A Time Warner Cable colleague discovered that his print ads weren’t providing him the return he thought they were and ceased a planned $60,000 contract, instead turning to radio buys, which were surprisingly effective.

Find out who your customers really are

A good response tracking system allows you to cross-reference incoming calls with a comprehensive, external demographics database. This provides a clear picture of who’s calling -their age, location, household income, education level, etc. Such information is essential in helping you focus your marketing message and speak more relevantly to your targeted consumers. “We had a year-round contract with one publication, but now we use it only to target college students coming back to town,” says a Time Warner Cable media buyer.

A media buyer at cable firm Charter Communications says that a system he employed used geographic data to discover that many calls came from a particular area that Charter had written off because of a competitor’s concentrated effort in that area.

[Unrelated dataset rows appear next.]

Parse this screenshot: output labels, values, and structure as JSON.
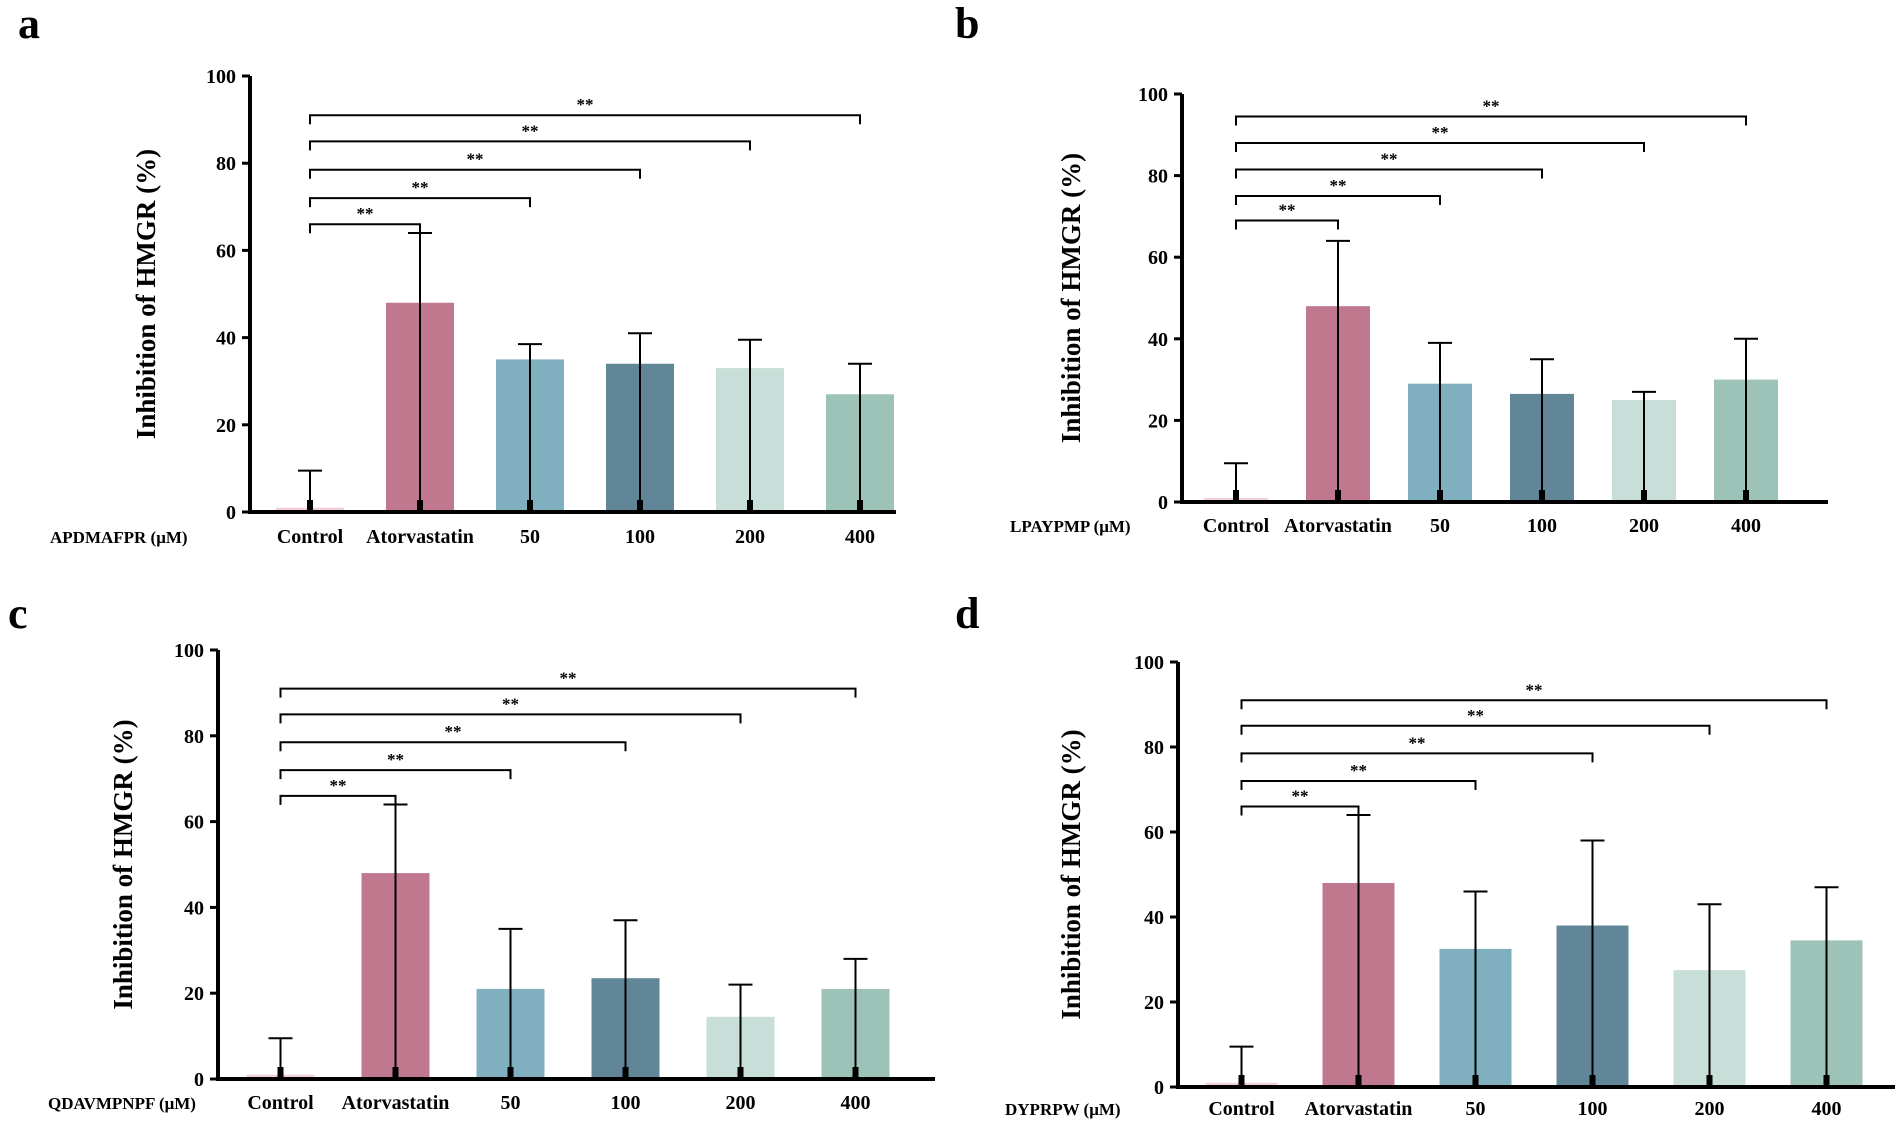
{
  "figure": {
    "panels": [
      "a",
      "b",
      "c",
      "d"
    ]
  },
  "colors": {
    "Control": "#f1d0d8",
    "Atorvastatin": "#c0788f",
    "50": "#80afbf",
    "100": "#618697",
    "200": "#c8ded8",
    "400": "#9dc2b7",
    "axis": "#000000"
  },
  "chart_data": [
    {
      "panel": "a",
      "type": "bar",
      "title": "",
      "xlabel": "APDMAFPR (μM)",
      "ylabel": "Inhibition of HMGR (%)",
      "ylim": [
        0,
        100
      ],
      "yticks": [
        "0",
        "20",
        "40",
        "60",
        "80",
        "100"
      ],
      "categories": [
        "Control",
        "Atorvastatin",
        "50",
        "100",
        "200",
        "400"
      ],
      "values": [
        1,
        48,
        35,
        34,
        33,
        27
      ],
      "errors": [
        8.5,
        16,
        3.5,
        7,
        6.5,
        7
      ],
      "significance": [
        {
          "label": "**",
          "from": "Control",
          "to": "Atorvastatin",
          "y": 66
        },
        {
          "label": "**",
          "from": "Control",
          "to": "50",
          "y": 72
        },
        {
          "label": "**",
          "from": "Control",
          "to": "100",
          "y": 78.5
        },
        {
          "label": "**",
          "from": "Control",
          "to": "200",
          "y": 85
        },
        {
          "label": "**",
          "from": "Control",
          "to": "400",
          "y": 91
        }
      ]
    },
    {
      "panel": "b",
      "type": "bar",
      "title": "",
      "xlabel": "LPAYPMP (μM)",
      "ylabel": "Inhibition of HMGR (%)",
      "ylim": [
        0,
        100
      ],
      "yticks": [
        "0",
        "20",
        "40",
        "60",
        "80",
        "100"
      ],
      "categories": [
        "Control",
        "Atorvastatin",
        "50",
        "100",
        "200",
        "400"
      ],
      "values": [
        1,
        48,
        29,
        26.5,
        25,
        30
      ],
      "errors": [
        8.5,
        16,
        10,
        8.5,
        2,
        10
      ],
      "significance": [
        {
          "label": "**",
          "from": "Control",
          "to": "Atorvastatin",
          "y": 69
        },
        {
          "label": "**",
          "from": "Control",
          "to": "50",
          "y": 75
        },
        {
          "label": "**",
          "from": "Control",
          "to": "100",
          "y": 81.5
        },
        {
          "label": "**",
          "from": "Control",
          "to": "200",
          "y": 88
        },
        {
          "label": "**",
          "from": "Control",
          "to": "400",
          "y": 94.5
        }
      ]
    },
    {
      "panel": "c",
      "type": "bar",
      "title": "",
      "xlabel": "QDAVMPNPF (μM)",
      "ylabel": "Inhibition of HMGR (%)",
      "ylim": [
        0,
        100
      ],
      "yticks": [
        "0",
        "20",
        "40",
        "60",
        "80",
        "100"
      ],
      "categories": [
        "Control",
        "Atorvastatin",
        "50",
        "100",
        "200",
        "400"
      ],
      "values": [
        1,
        48,
        21,
        23.5,
        14.5,
        21
      ],
      "errors": [
        8.5,
        16,
        14,
        13.5,
        7.5,
        7
      ],
      "significance": [
        {
          "label": "**",
          "from": "Control",
          "to": "Atorvastatin",
          "y": 66
        },
        {
          "label": "**",
          "from": "Control",
          "to": "50",
          "y": 72
        },
        {
          "label": "**",
          "from": "Control",
          "to": "100",
          "y": 78.5
        },
        {
          "label": "**",
          "from": "Control",
          "to": "200",
          "y": 85
        },
        {
          "label": "**",
          "from": "Control",
          "to": "400",
          "y": 91
        }
      ]
    },
    {
      "panel": "d",
      "type": "bar",
      "title": "",
      "xlabel": "DYPRPW (μM)",
      "ylabel": "Inhibition of HMGR (%)",
      "ylim": [
        0,
        100
      ],
      "yticks": [
        "0",
        "20",
        "40",
        "60",
        "80",
        "100"
      ],
      "categories": [
        "Control",
        "Atorvastatin",
        "50",
        "100",
        "200",
        "400"
      ],
      "values": [
        1,
        48,
        32.5,
        38,
        27.5,
        34.5
      ],
      "errors": [
        8.5,
        16,
        13.5,
        20,
        15.5,
        12.5
      ],
      "significance": [
        {
          "label": "**",
          "from": "Control",
          "to": "Atorvastatin",
          "y": 66
        },
        {
          "label": "**",
          "from": "Control",
          "to": "50",
          "y": 72
        },
        {
          "label": "**",
          "from": "Control",
          "to": "100",
          "y": 78.5
        },
        {
          "label": "**",
          "from": "Control",
          "to": "200",
          "y": 85
        },
        {
          "label": "**",
          "from": "Control",
          "to": "400",
          "y": 91
        }
      ]
    }
  ]
}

He came to the conclusion that “market factors such as demographics and geographics played a bigger role in response rate than our offer did.”

Test almost anything

Campaign tracking is an invaluable learning tool. By comparing baseline information from campaign to campaign, you can test any number of variables in order to determine more precisely what drives customers to act. Test aspects as fundamental as offer, price, media placement and timing. Or, compare campaign nuances such as hard sell vs. soft sell, short vs. long copy or even red vs. blue typeface. It’s entirely up to you.

One cable TV marketer was forced to accept a cold reality: “[Testing] proved that our creative was rotten.”

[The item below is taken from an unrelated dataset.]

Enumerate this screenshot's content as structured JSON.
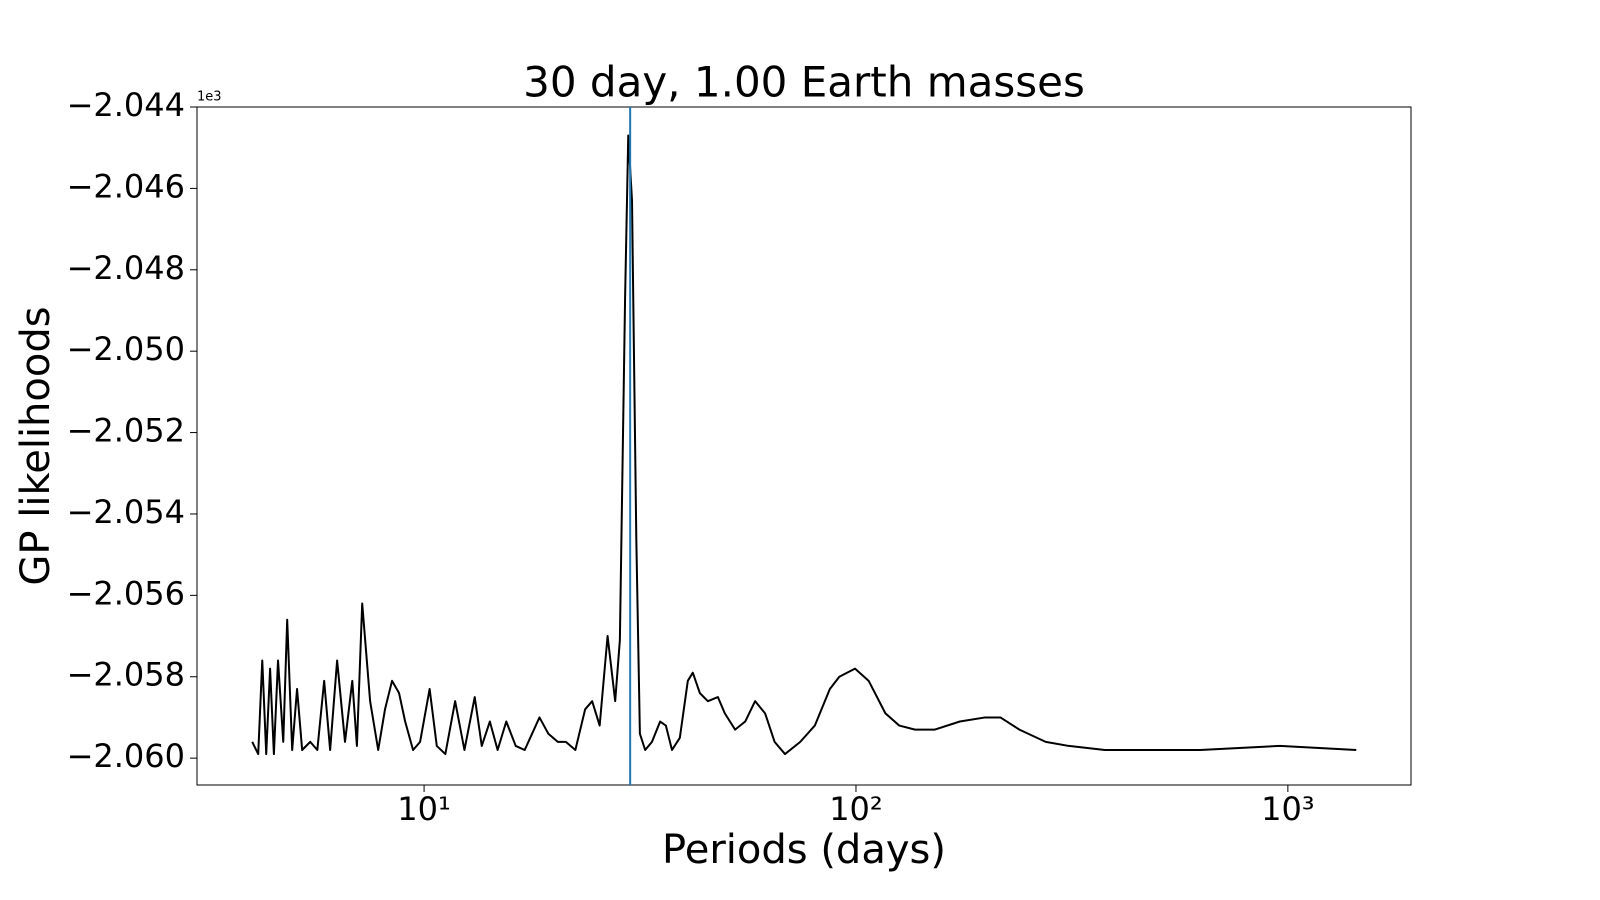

Monitor your call center’s efficiency

Perhaps one of the most important ways response tracking can streamline your budget is by pointing out waste. A good response tracking system not only tracks calls that get through to your call center, but also identifies calls that were attempted but not completed. It also separates the number of “unique” callers from repeated callers. Most marketers would be shocked to learn that their marketing often generates far greater response than their call center can handle. Call data can provide vital statistics such as the percentage of busy signals customers received and the busiest calling times during the day. These numbers will allow you to staff your call center adequately and avoid needless sales losses. You can even capture the phone numbers from uncompleted calls and forward them to your company’s sales staff for call-backs.

One company representative (who wished to remain anonymous) confided that, “if it weren’t for response tracking, we would never know how poorly our call center was performing.” As a result, the representative’s company has since hired a third party to handle its in-bound sales calls.

A cable executive put it bluntly: “I’m using this data to slap someone up.”

Refine your mail list

Tracking allows you to identify and eliminate underperforming addresses from your mail list. This results in considerable savings on printing and postage costs. In fact, trimming just 5 percent from a mail list of 250,000 files can save you nearly $3,000 in postage alone. Also, by profiling your existing customer list to identify groups with demographic and geographic similarities, you can better target those customers that your response tracking indicates have a higher propensity to buy - and stop wasting money pitching to those who don’t.

Increase efficiency

Response tracking can’t solve every problem you face as a marketer. It can’t force your ad agency to return your phone calls. It can’t compel your printer to meet your deadline. But response tracking can arm you with the hard data you need to increase campaign efficiency and justify your marketing’s effectiveness - even to those who are used to viewing your department as an expense rather than an investment.